If we click the link in the deploy response, we’ll head to Modelbit, where we can see the model that was captured, its dependencies, and examples of how to call it via a REST API as well as from Snowflake:
Let's test it out in Snowflake. Modelbit gives us a handy SQL function we can call to get our inferences: "ext_infer_position_1()". We can run a simple query using that function and pass in our predictive features, which could also be passed directly from another query or Snowflake table. As we can see, we’re getting the same predictions in Snowflake that we got moments ago in Python.

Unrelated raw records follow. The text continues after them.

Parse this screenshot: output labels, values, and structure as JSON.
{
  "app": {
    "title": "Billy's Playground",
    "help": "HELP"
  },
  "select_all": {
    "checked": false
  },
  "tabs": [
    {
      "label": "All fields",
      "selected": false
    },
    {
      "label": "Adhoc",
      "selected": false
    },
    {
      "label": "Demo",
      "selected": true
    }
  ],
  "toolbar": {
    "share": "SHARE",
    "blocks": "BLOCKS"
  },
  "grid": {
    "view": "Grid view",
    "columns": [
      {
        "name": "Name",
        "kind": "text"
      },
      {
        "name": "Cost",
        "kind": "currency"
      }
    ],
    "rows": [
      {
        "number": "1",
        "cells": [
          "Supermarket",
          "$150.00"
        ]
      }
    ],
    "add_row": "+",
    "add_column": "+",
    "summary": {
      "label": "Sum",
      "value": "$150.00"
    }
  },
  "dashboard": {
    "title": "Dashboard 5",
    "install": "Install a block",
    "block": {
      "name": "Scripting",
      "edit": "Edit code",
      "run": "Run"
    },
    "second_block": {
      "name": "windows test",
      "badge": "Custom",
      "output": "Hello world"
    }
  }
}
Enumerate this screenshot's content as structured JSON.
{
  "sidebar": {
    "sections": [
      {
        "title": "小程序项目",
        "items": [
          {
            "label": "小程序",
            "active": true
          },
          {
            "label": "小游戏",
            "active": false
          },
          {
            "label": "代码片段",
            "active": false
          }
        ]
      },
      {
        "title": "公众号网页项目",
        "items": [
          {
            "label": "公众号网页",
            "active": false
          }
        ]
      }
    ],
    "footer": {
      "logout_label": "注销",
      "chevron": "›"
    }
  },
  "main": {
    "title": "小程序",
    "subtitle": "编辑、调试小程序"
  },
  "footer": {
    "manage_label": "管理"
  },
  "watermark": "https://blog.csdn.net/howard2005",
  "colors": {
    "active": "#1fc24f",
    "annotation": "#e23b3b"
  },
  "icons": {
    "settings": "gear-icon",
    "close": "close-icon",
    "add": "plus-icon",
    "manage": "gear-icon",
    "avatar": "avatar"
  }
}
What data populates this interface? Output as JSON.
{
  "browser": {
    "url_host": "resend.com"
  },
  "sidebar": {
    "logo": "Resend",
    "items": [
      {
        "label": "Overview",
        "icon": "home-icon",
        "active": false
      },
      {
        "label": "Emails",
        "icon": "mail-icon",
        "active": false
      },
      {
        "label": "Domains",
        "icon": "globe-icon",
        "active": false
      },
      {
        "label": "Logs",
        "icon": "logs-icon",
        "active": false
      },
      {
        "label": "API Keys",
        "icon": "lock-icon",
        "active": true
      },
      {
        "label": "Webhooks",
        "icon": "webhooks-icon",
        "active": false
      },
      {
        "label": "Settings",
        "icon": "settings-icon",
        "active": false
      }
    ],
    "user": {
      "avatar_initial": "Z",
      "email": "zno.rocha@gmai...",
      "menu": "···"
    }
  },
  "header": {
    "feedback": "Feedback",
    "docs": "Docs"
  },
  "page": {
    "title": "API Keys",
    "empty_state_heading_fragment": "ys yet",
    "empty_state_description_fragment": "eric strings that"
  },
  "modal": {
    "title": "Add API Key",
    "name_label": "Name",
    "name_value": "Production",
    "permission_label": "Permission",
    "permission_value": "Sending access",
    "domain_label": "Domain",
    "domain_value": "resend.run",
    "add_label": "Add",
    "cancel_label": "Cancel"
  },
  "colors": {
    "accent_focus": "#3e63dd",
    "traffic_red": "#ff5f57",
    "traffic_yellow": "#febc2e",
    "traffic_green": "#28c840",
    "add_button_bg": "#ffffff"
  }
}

Now the XGBoost model that we built and trained moments ago in Hex is available to use right in Snowflake at effectively limitless cloud scale. This is especially useful for running a prediction every time a new row is inserted in a table, every time a dbt model is built, or when building views on top of a raw table.
With just one update call, we made and stored over 600,000 predictions in less than 11 seconds, without having to write any extra code or provision any cloud infrastructure or GPUs.
That's the power of Hex and Modelbit. Exploring data and creating a machine learning model in Hex takes just a few minutes, and deploying it to Modelbit means that in just a few seconds, you can be making batch predictions right in your database with simple, straightforward SQL commands. No GPUs, no mucking around with servers or lambda functions, just quick and easy predictions in the cloud.